According to the report, none of the five sampled projects were completely funded out of the ABFA, although the Ministry of Finance (MoF) confirmed that the sampled projects were funded out of ABFA, and “it could not provide evidence on the actual ABFA contribution to the projects”.
It said the Ministry of Education (MoE), the five sampled District Assemblies and respective directorates of education had limited knowledge on the projects regarding financing and implementation arrangements.
“The ABFA was spread delicately across many projects, resulting in delayed completion dates and possible cost overruns and the actual contribution to the sampled projects were very minimal,” the report said.
It said none of the projects were completed on time due to delays in funds transfer and minimal budgetary allotment from the ABFA.
“Citizens’ participation in project governance was minimal and not homogeneous across all districts and the social impact of the selected projects can not completely be attributed to the ABFA as its contribution towards project implementation was minimal,” it said.
“Oil revenues have become a key component of Ghana’s annual budget which are used judiciously under the Petroleum Revenue Management Law (PRML) to lessen poverty and improved quality life”.
“This PRML law provides a framework for accounting for oil production, expenditure and receipts and also gives clear guidelines for revenue distribution and investment”.

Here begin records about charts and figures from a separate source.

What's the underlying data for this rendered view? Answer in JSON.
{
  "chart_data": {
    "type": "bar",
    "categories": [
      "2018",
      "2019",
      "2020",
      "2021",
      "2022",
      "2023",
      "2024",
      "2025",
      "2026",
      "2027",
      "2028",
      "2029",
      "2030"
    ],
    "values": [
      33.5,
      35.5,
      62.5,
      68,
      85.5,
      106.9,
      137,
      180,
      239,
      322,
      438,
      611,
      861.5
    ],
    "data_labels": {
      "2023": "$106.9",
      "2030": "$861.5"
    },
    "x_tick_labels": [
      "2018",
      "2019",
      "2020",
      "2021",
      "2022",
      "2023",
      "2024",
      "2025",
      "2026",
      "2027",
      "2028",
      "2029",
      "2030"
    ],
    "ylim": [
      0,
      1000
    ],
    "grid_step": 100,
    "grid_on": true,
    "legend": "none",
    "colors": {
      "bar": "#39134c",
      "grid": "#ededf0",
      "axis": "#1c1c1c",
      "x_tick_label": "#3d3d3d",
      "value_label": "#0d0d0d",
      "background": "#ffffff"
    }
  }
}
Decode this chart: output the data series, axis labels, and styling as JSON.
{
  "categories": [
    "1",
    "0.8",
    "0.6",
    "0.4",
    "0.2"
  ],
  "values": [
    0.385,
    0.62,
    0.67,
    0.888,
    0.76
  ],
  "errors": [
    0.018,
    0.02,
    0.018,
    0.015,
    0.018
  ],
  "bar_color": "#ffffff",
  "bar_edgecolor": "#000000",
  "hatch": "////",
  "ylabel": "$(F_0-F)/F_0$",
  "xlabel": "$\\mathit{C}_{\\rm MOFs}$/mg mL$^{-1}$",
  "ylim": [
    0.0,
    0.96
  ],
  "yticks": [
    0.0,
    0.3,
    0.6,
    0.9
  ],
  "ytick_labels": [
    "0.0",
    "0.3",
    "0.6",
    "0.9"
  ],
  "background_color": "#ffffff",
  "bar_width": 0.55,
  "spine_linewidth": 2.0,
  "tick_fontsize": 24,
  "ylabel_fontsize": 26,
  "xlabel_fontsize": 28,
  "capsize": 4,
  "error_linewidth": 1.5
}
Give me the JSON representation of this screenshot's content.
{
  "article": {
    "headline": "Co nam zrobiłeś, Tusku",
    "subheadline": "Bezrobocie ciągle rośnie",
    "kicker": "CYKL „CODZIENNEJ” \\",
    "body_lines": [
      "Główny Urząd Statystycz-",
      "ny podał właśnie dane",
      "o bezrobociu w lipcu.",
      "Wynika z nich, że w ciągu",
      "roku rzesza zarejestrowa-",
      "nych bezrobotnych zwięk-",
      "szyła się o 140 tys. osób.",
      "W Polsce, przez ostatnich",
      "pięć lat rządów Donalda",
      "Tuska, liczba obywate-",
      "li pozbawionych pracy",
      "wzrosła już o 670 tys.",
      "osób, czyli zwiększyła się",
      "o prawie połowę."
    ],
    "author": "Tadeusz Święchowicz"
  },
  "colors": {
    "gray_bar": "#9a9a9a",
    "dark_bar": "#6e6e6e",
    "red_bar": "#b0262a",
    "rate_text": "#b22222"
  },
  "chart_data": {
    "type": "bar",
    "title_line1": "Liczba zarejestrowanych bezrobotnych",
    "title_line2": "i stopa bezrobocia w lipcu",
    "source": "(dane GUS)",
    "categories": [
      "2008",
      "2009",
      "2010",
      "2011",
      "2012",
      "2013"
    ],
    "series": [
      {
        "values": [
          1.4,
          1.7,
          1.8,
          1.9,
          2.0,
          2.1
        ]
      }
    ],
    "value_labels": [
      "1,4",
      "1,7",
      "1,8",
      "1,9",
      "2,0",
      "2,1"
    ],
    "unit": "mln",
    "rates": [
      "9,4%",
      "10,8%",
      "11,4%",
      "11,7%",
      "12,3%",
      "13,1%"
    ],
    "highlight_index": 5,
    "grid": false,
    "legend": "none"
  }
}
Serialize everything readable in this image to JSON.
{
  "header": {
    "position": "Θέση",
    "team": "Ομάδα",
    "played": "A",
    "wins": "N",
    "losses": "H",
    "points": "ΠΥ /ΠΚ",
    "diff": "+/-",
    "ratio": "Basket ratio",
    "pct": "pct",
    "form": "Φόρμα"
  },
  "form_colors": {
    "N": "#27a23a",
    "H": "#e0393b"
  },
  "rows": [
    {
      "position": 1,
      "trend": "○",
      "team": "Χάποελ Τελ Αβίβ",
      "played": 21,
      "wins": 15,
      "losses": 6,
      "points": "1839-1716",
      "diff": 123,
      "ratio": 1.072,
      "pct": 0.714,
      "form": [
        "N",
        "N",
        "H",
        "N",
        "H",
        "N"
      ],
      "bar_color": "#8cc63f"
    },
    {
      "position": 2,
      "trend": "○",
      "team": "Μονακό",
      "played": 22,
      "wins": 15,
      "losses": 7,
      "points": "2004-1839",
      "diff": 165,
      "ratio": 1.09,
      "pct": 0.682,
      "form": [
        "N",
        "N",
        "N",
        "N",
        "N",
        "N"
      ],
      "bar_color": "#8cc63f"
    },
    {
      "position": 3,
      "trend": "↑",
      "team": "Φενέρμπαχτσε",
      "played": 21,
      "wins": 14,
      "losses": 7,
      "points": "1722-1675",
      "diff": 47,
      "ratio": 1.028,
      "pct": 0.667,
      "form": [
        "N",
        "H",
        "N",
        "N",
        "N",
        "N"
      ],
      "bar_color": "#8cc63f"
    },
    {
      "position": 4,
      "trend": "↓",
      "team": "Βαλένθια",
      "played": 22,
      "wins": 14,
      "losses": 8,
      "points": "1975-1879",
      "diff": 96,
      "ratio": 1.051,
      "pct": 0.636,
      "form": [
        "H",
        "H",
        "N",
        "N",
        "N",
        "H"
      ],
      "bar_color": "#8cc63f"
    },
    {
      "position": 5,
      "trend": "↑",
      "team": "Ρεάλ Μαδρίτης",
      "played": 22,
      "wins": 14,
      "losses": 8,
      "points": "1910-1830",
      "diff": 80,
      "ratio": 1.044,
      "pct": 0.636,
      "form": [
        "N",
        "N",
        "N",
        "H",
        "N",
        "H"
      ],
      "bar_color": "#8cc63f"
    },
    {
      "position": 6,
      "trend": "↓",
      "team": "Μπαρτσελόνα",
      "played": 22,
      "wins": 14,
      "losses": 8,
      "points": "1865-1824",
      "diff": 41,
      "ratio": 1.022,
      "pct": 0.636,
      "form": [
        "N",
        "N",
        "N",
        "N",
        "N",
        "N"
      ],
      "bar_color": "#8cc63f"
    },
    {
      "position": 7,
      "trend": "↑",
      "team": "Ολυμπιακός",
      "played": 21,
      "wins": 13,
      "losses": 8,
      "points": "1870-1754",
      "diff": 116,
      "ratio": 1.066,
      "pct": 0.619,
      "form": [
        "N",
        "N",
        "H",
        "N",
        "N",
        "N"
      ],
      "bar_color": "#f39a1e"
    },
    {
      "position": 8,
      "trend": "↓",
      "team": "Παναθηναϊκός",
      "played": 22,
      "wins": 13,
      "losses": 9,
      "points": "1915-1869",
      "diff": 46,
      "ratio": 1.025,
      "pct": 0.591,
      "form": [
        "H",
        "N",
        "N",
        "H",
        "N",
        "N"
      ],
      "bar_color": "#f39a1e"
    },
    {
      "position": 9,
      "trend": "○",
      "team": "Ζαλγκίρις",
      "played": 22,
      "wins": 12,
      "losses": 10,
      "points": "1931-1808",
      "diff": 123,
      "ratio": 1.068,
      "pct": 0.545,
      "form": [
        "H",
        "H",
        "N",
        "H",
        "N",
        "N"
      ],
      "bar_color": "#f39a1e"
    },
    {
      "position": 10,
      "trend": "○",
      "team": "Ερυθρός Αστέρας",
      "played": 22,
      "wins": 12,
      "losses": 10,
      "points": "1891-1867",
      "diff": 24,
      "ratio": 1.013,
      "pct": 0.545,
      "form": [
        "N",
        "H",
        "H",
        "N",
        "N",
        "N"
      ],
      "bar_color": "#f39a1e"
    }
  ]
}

The ABFA study made it clear from the report that the projects had crucial benefits and had not created only job opportunities but supported improved livelihoods of community members.
The report recommended that in order to avert cost and time overruns, there is the need to ensure better implementation as well as monitoring and evaluation of projects periodically.
Community members should also be engaged in project selection to give meaning to bottom-up approach to development, it said.